Studio album by Showbread
- Released: August 1, 2006
- Recorded: 2006
- Genre: Electronic rock, hard rock, pop rock, post-punk, post-grunge, Southern rock
- Length: 42:52
- Label: Tooth & Nail
- Producer: Sylvia Massy

Showbread chronology
| No Sir, Nihilism Is Not Practical (2004) | Age of Reptiles (2006) | Anorexia (2008) |

= Age of Reptiles (album) =

Age of Reptiles is an album by the band Showbread. It was released on August 1, 2006. It sold over 4,000 copies in its first week making it the first, and so far only, Showbread album to chart on the Billboard 200, peaking at position #198. The album was recorded in Weed, California at RadioStar Studios with producer Sylvia Massy and engineer Rich Veltrop.

Professional ratings
Review scores
| Source | Rating |
| AllMusic | Star Half star |
| Jesus Freak Hideout | Star |
| Cross Rhythms | Star |

==Reaction of Fans==
Upon its release, the album ignited a controversy among fans of Showbread's previous record, "No Sir, Nihilism Is Not Practical." The songs containing less of a "spastic" sound and less screaming vocals left fans of the hardcore music genre disappointed. Other Showbread fans maintain that it is their best work to date. On August 8, 2006, the band responded with a statement on their official website. Oh! Emetophobia! was first performed at the Underground Cafe in Roseville, California sometime in March 2006.

==Track listing==
All songs written by Josh Dies.
1. "Naked Lunch" 2:59
2. "Pachycephalosaurus" 4:04
3. "Your Owls Are Hooting" 3:57
4. "Oh! Emetophobia!" 3:29
5. "Sing Me To Sleep" 4:07
6. "George Romero Will Be At Our Wedding" 3:22
7. "The Jesus Lizard" 3:22
8. "Centipede Sisters" 2:32
9. "Dinosaur Bones"4:24
10. "Age of Reptiles" 10:36
- The song "Age of Reptiles" ends at minute 6:38. After 10 seconds of waning sound, begins at 6:48 the hidden track "Age of Insects". This hidden song ends at minute 10:26 and other 10 seconds of waning sound close the album.

==Personnel==
- Josh Dies - Lead Vocals, Guitar
- Ivory Mobley - Lead Vocals
- Patrick Porter - Bass
- Mike Jensen - Guitar
- Matt Davis - Guitar
- John Giddens - Synthesizer
- Marvin Reilly - Drums

==Production Mistakes==

On the lyrics section, the lyrics to "George Romero Will Be At Our Wedding" are printed twice.

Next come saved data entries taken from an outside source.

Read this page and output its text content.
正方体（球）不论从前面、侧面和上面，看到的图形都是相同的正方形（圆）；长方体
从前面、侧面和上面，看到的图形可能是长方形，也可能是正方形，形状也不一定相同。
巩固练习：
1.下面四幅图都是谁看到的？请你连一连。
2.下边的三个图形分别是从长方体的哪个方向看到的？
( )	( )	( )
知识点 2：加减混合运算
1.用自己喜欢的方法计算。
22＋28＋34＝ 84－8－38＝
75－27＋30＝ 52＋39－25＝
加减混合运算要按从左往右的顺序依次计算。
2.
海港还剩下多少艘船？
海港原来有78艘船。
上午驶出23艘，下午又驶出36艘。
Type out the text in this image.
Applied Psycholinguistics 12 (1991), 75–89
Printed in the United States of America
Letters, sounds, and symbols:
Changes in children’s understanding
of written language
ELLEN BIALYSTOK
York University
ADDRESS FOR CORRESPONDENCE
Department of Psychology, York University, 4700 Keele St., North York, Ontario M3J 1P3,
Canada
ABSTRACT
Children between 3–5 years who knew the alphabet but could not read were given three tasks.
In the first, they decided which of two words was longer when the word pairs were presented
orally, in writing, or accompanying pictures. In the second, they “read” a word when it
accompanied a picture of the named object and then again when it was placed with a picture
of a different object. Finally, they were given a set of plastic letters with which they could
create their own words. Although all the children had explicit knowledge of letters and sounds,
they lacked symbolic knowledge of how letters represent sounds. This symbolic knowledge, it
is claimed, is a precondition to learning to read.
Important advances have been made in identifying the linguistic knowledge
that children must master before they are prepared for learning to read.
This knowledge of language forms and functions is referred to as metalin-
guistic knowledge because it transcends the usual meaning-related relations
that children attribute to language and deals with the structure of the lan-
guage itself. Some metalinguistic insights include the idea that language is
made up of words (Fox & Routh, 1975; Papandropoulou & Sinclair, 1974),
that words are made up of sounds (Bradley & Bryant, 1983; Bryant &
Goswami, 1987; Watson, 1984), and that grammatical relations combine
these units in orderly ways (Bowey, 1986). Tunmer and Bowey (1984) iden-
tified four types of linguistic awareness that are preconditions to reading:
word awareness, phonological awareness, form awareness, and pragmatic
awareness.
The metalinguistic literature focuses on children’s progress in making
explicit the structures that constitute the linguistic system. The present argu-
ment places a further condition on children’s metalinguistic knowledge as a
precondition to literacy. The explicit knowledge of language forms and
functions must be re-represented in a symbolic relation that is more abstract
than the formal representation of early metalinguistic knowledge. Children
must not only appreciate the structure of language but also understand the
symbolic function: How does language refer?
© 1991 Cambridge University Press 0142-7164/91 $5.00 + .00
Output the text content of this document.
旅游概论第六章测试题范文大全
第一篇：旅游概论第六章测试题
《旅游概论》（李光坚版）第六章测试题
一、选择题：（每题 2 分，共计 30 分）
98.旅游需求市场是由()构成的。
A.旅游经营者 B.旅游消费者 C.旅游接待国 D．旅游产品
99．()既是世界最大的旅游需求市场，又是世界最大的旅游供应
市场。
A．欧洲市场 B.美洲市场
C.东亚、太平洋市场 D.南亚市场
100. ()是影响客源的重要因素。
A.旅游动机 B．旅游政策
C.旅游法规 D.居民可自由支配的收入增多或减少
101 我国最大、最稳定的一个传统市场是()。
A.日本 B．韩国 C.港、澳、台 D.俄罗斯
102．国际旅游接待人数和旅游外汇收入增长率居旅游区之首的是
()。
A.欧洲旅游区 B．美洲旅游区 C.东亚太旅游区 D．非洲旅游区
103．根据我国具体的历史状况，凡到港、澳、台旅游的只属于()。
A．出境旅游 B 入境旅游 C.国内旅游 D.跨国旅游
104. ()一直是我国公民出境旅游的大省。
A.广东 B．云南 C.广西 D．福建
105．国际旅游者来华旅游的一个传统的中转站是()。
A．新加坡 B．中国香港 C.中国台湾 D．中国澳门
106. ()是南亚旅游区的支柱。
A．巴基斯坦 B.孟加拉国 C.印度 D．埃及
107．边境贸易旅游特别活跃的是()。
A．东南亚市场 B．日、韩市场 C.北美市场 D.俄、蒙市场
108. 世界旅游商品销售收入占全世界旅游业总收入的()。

On the track listing, 'The Jesus Lizard' and 'Centipede Sisters' are switched in order.

On iTunes, many of the tracks are mislabeled—the titles for "Oh! Emetophobia!" and "Sing Me To Sleep" are switched, track 7 is incorrectly labeled as "Mouth Like A Magazine" (a song from the band's previous album), and the tracks after track 7 are mislabeled as "The Jesus Lizard", "Centipede Sisters", and "Dinosaur Bones."